Laptop on desk showing google

In the recently published judgment of Trkulja v Google LLC [2018] HCA 25 the High Court of Australia (HCA) held that Google may be liable for publishing potentially defamatory material.

Google had tried to obtain summary judgment on the basis that the case against it had no reasonable prospect of success. Google argued that their search engine did not publish the material and that the material was not defamatory of Mr Trkulja (Plaintiff). The trial judge rejected that application.

The trial judge’s decision was appealed to the Victorian Court of Appeal (VCA), which found in favour of Google. The VCA found it unnecessary to decide whether Google was the publisher of the material and found that the Plaintiff had no real prospect of successfully proving defamation.
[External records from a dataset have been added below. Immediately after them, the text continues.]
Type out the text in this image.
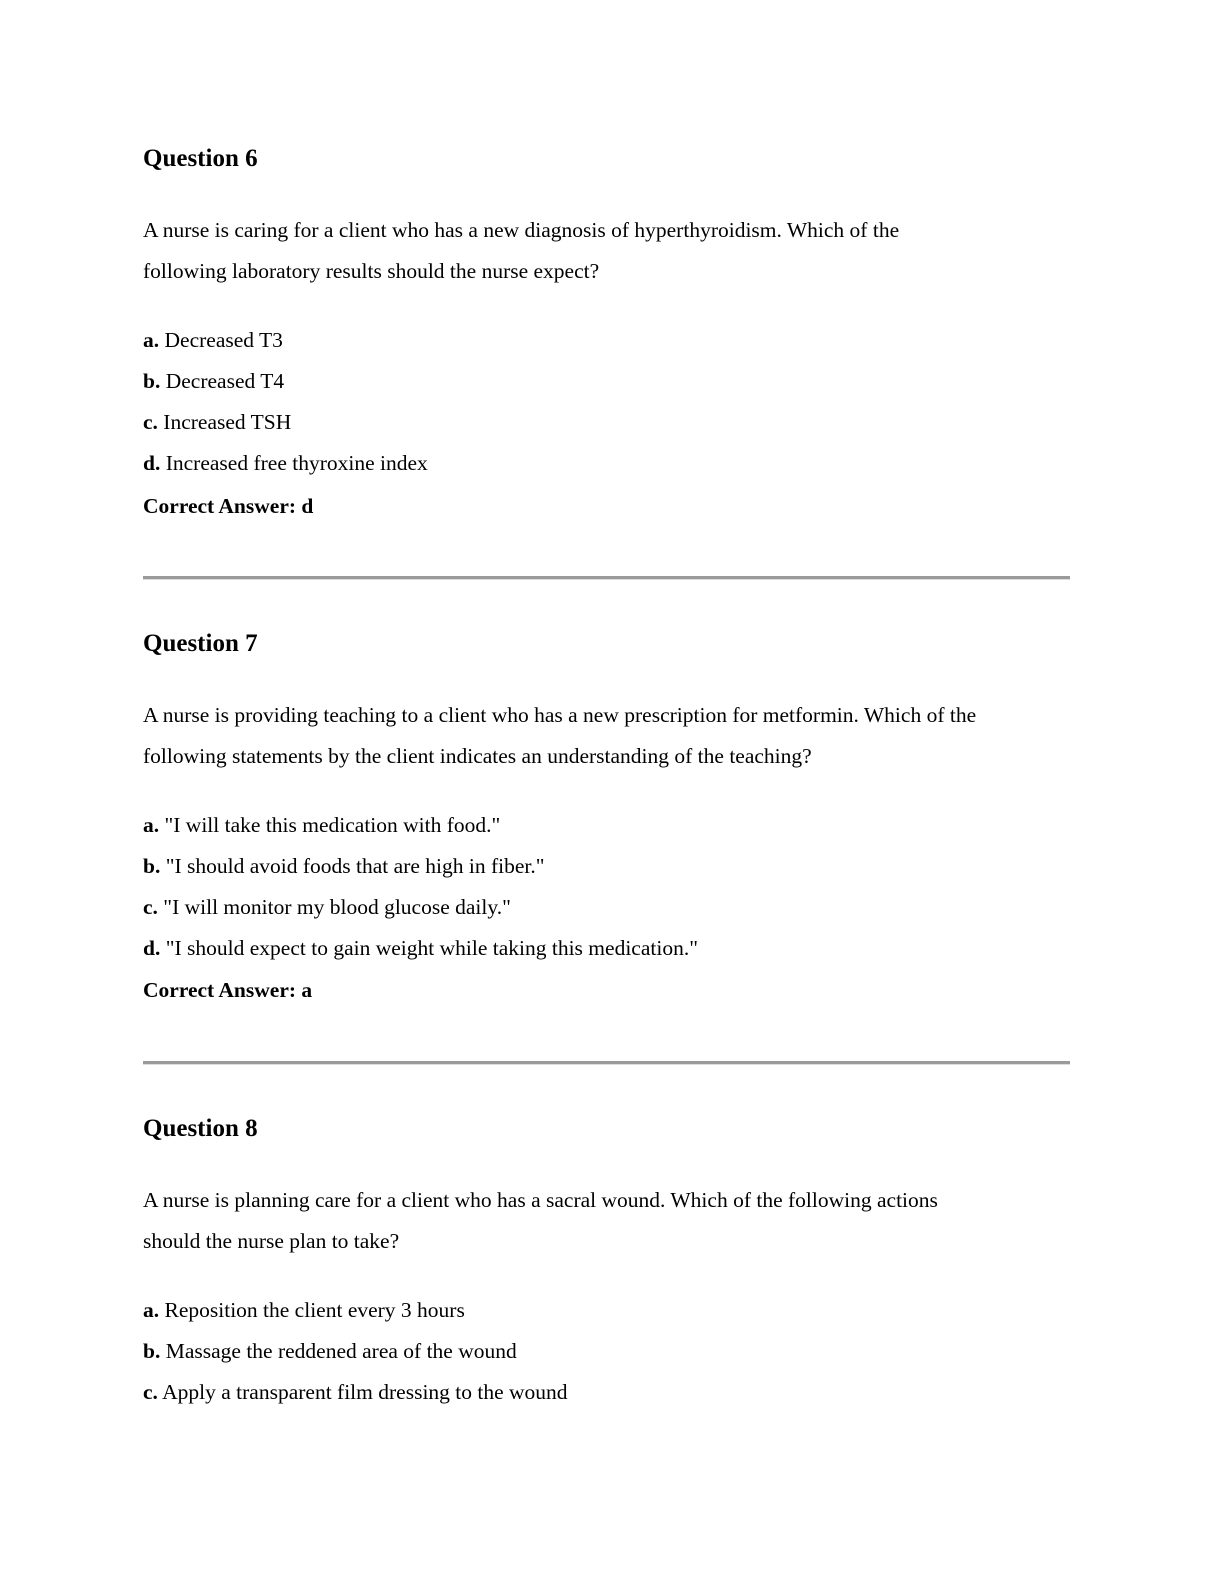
Question 6
A nurse is caring for a client who has a new diagnosis of hyperthyroidism. Which of the
following laboratory results should the nurse expect?
a. Decreased T3
b. Decreased T4
c. Increased TSH
d. Increased free thyroxine index
Correct Answer: d
Question 7
A nurse is providing teaching to a client who has a new prescription for metformin. Which of the
following statements by the client indicates an understanding of the teaching?
a. "I will take this medication with food."
b. "I should avoid foods that are high in fiber."
c. "I will monitor my blood glucose daily."
d. "I should expect to gain weight while taking this medication."
Correct Answer: a
Question 8
A nurse is planning care for a client who has a sacral wound. Which of the following actions
should the nurse plan to take?
a. Reposition the client every 3 hours
b. Massage the reddened area of the wound
c. Apply a transparent film dressing to the wound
On appeal by the Plaintiff, the HCA upheld the trial judge’s ruling in favour of the Plaintiff, in a strong judgement that was highly critical of the Court of Appeal’s approach and decision.

Paragraph 31 of the judgement, summarises the test for defamation. The published material associated the Plaintiff with criminal elements. The material came up on Google searches. The HCA concluded that at least some of the material published by Google had the capacity to be defamatory. The Plaintiff therefore had a reasonable prospect of success. The case may go back to the trial judge for the hearing to be conducted in full, unless of course Google decides, in view of the HCA’s ruling, that it should try to settle now, which would have to be an option.

The case clarifies the law relating to publication of defamatory material on the world wide web and should make it easier to stop defamatory material from being published through that medium. This may be particularly relevant to those who may have been seen as easy targets for web abuse. As well as suing perpetrators, they can sue Google, seek damages and endeavour to stop publication by an injunction.